His cart had gone out on a round just before Miss Fox-Seton's arrival, and there was no knowing when it would return.
"Then I must carry the fish myself," said Emily.

"You can put it in a neat basket." "I'm very sorry, miss; I am, indeed, miss," said Batch, looking hot and pained.
"It will not be heavy," returned Emily; "and her ladyship must be sure of it for the dinner-party." So she turned back to recross the moor with a basket of fish on her arm.
And she was so pathetically unhappy that she felt that so long as she lived the odour of fresh fish would make her feel sorrowful.

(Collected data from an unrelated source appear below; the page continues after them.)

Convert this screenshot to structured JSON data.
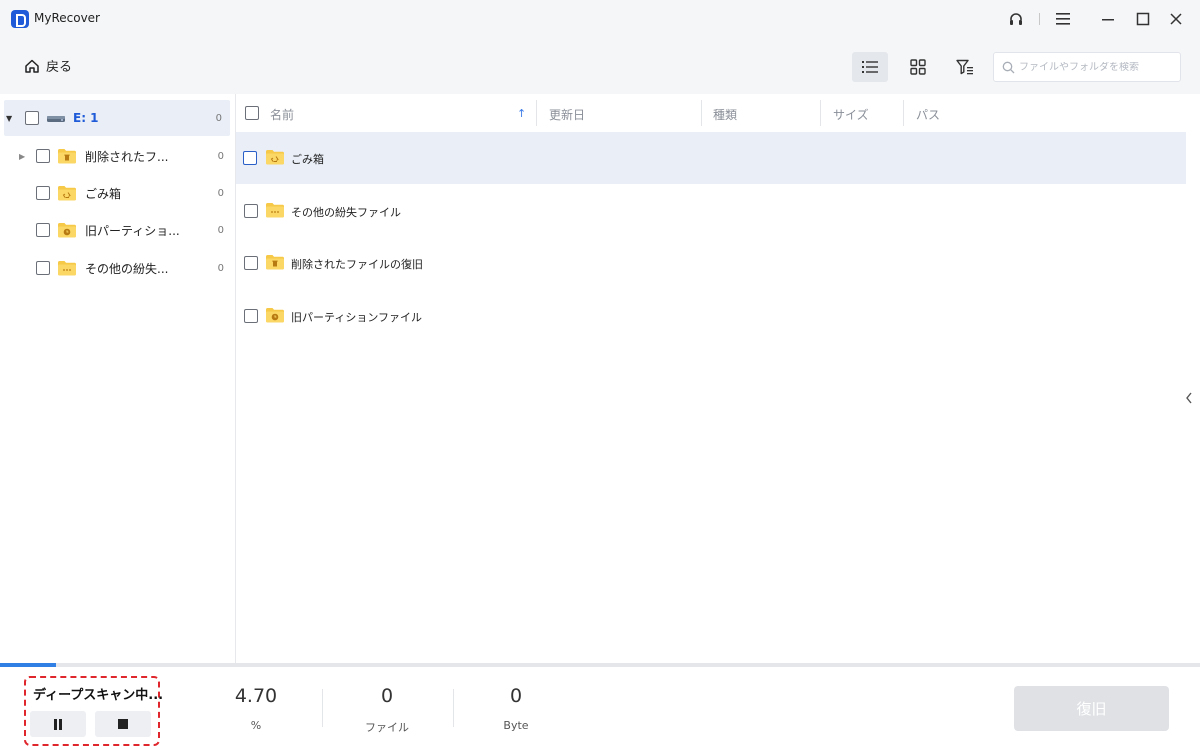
{
  "app": {
    "title": "MyRecover"
  },
  "toolbar": {
    "back_label": "戻る",
    "search_placeholder": "ファイルやフォルダを検索"
  },
  "tree": {
    "items": [
      {
        "label": "E: 1",
        "count": "0"
      },
      {
        "label": "削除されたフ...",
        "count": "0"
      },
      {
        "label": "ごみ箱",
        "count": "0"
      },
      {
        "label": "旧パーティショ...",
        "count": "0"
      },
      {
        "label": "その他の紛失...",
        "count": "0"
      }
    ]
  },
  "list": {
    "columns": [
      "名前",
      "更新日",
      "種類",
      "サイズ",
      "パス"
    ],
    "sort_indicator": "↑",
    "rows": [
      {
        "name": "ごみ箱"
      },
      {
        "name": "その他の紛失ファイル"
      },
      {
        "name": "削除されたファイルの復旧"
      },
      {
        "name": "旧パーティションファイル"
      }
    ]
  },
  "scan": {
    "status": "ディープスキャン中...",
    "progress_percent": 4.7,
    "stats": [
      {
        "value": "4.70",
        "unit": "%"
      },
      {
        "value": "0",
        "unit": "ファイル"
      },
      {
        "value": "0",
        "unit": "Byte"
      }
    ]
  },
  "actions": {
    "restore_label": "復旧"
  },
  "colors": {
    "accent": "#1f5bd8",
    "progress": "#2f7fe4",
    "folder": "#f7c948",
    "selected_row": "#e9eef7",
    "highlight_border": "#e0262d"
  }
}
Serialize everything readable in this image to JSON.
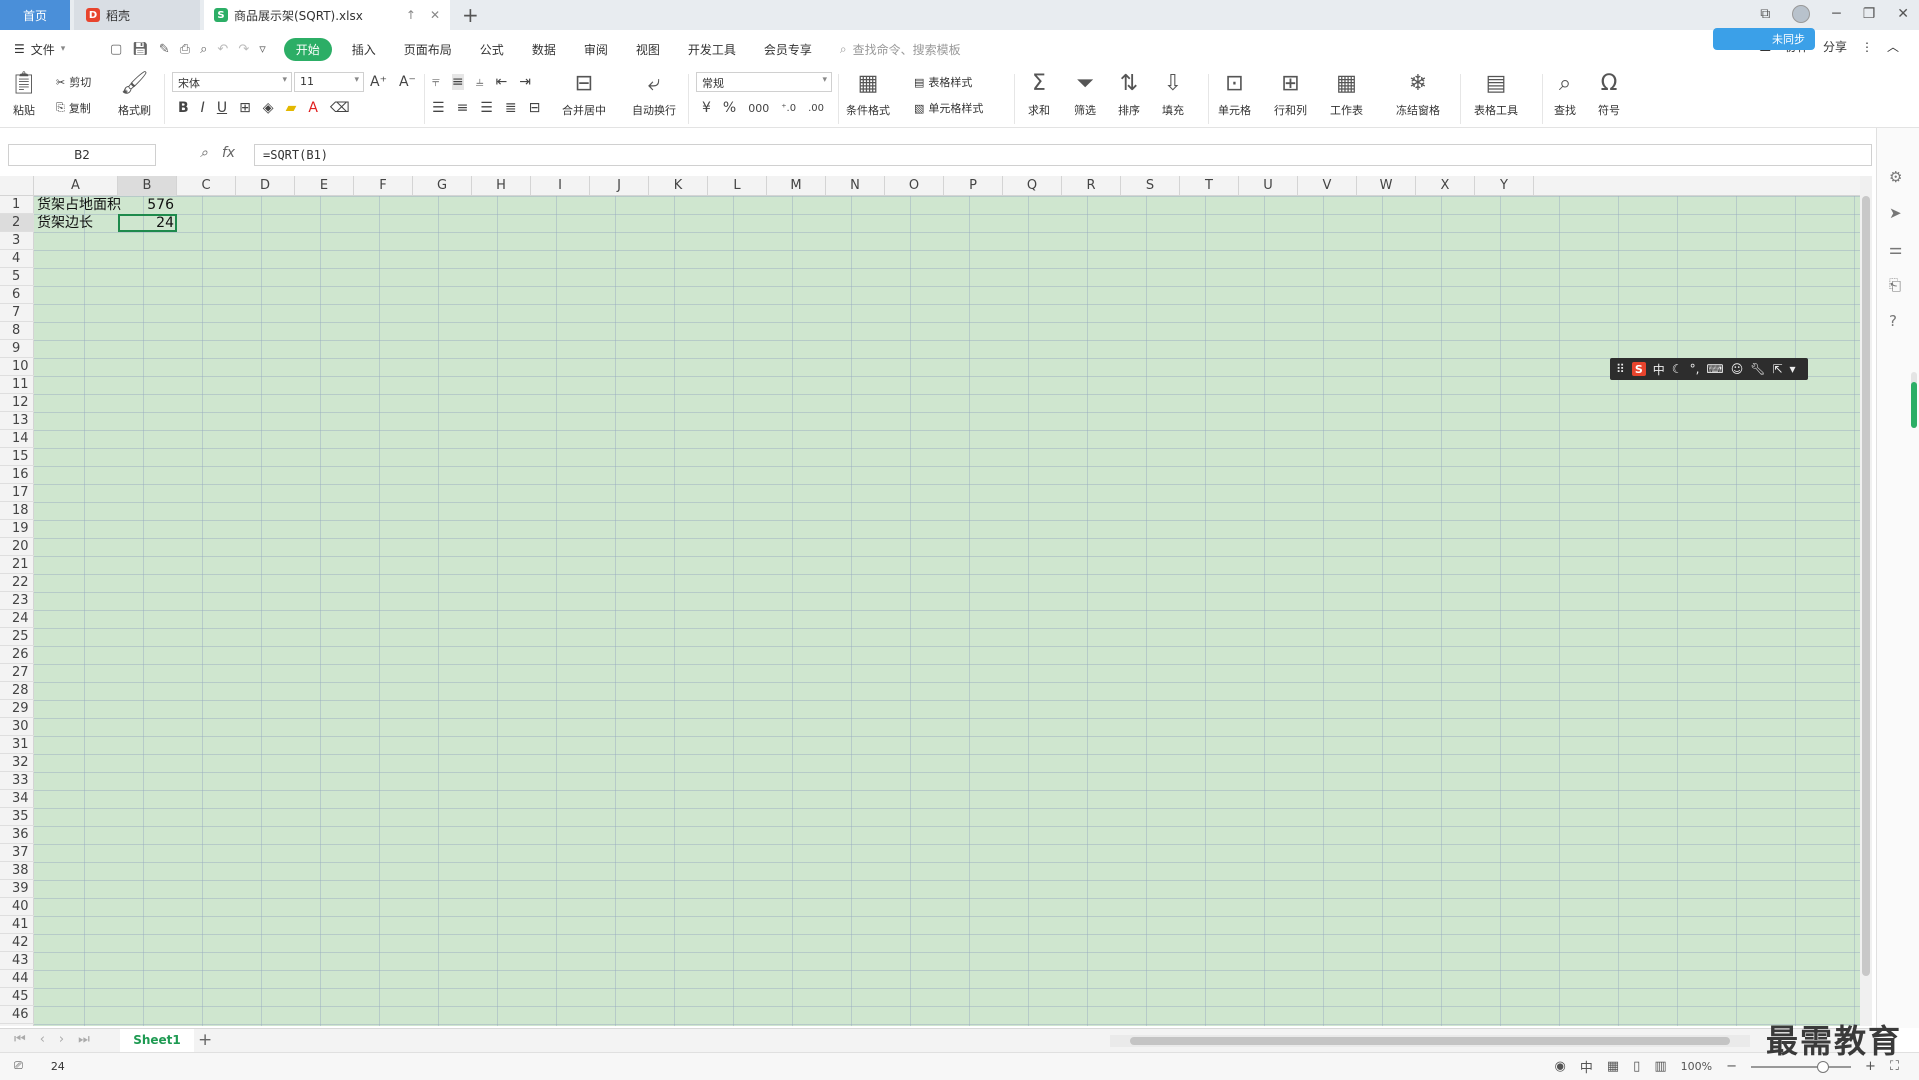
{
  "tabs": {
    "home": "首页",
    "daoke": "稻壳",
    "file": "商品展示架(SQRT).xlsx"
  },
  "menu": {
    "file": "文件",
    "items": [
      "开始",
      "插入",
      "页面布局",
      "公式",
      "数据",
      "审阅",
      "视图",
      "开发工具",
      "会员专享"
    ],
    "search_placeholder": "查找命令、搜索模板",
    "sync_label": "未同步",
    "collab_label": "协作",
    "share_label": "分享"
  },
  "ribbon": {
    "paste": "粘贴",
    "cut": "剪切",
    "copy": "复制",
    "format_painter": "格式刷",
    "font_name": "宋体",
    "font_size": "11",
    "merge_center": "合并居中",
    "wrap_text": "自动换行",
    "number_format": "常规",
    "conditional_format": "条件格式",
    "table_style": "表格样式",
    "cell_style": "单元格样式",
    "sum": "求和",
    "filter": "筛选",
    "sort": "排序",
    "fill": "填充",
    "cell": "单元格",
    "rows_cols": "行和列",
    "worksheet": "工作表",
    "freeze_panes": "冻结窗格",
    "table_tools": "表格工具",
    "find": "查找",
    "symbol": "符号"
  },
  "formula_bar": {
    "name_box": "B2",
    "fx": "fx",
    "formula": "=SQRT(B1)"
  },
  "grid": {
    "columns": [
      "A",
      "B",
      "C",
      "D",
      "E",
      "F",
      "G",
      "H",
      "I",
      "J",
      "K",
      "L",
      "M",
      "N",
      "O",
      "P",
      "Q",
      "R",
      "S",
      "T",
      "U",
      "V",
      "W",
      "X",
      "Y"
    ],
    "rows": [
      "1",
      "2",
      "3",
      "4",
      "5",
      "6",
      "7",
      "8",
      "9",
      "10",
      "11",
      "12",
      "13",
      "14",
      "15",
      "16",
      "17",
      "18",
      "19",
      "20",
      "21",
      "22",
      "23",
      "24",
      "25",
      "26",
      "27",
      "28",
      "29",
      "30",
      "31",
      "32",
      "33",
      "34",
      "35",
      "36",
      "37",
      "38",
      "39",
      "40",
      "41",
      "42",
      "43",
      "44",
      "45",
      "46"
    ],
    "cells": {
      "A1": "货架占地面积",
      "B1": "576",
      "A2": "货架边长",
      "B2": "24"
    },
    "selected_cell": "B2",
    "sheet_bg_color": "#cfe6cf"
  },
  "ime_toolbar": {
    "logo": "S",
    "mode": "中"
  },
  "sheets": [
    "Sheet1"
  ],
  "status": {
    "value": "24",
    "zoom": "100%"
  },
  "watermark": "最需教育"
}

She had heard of people who were made sorrowful by the odour of a flower or the sound of a melody but in her case it would be the smell of fresh fish that would make her sad.

If she had been a person with a sense of humour, she might have seen that this was thing to laugh at a little.
But she was not a humorous woman, and just now---- "Oh, I shall have to find a new place," she was thinking, "and I have lived in that little room for years." The sun got hotter and hotter, and her feet became so tired that she could scarcely drag one of them after another.

She had forgotten that she had left Mallowe before lunch, and that she ought to have got a cup of tea, at least, at Maundell.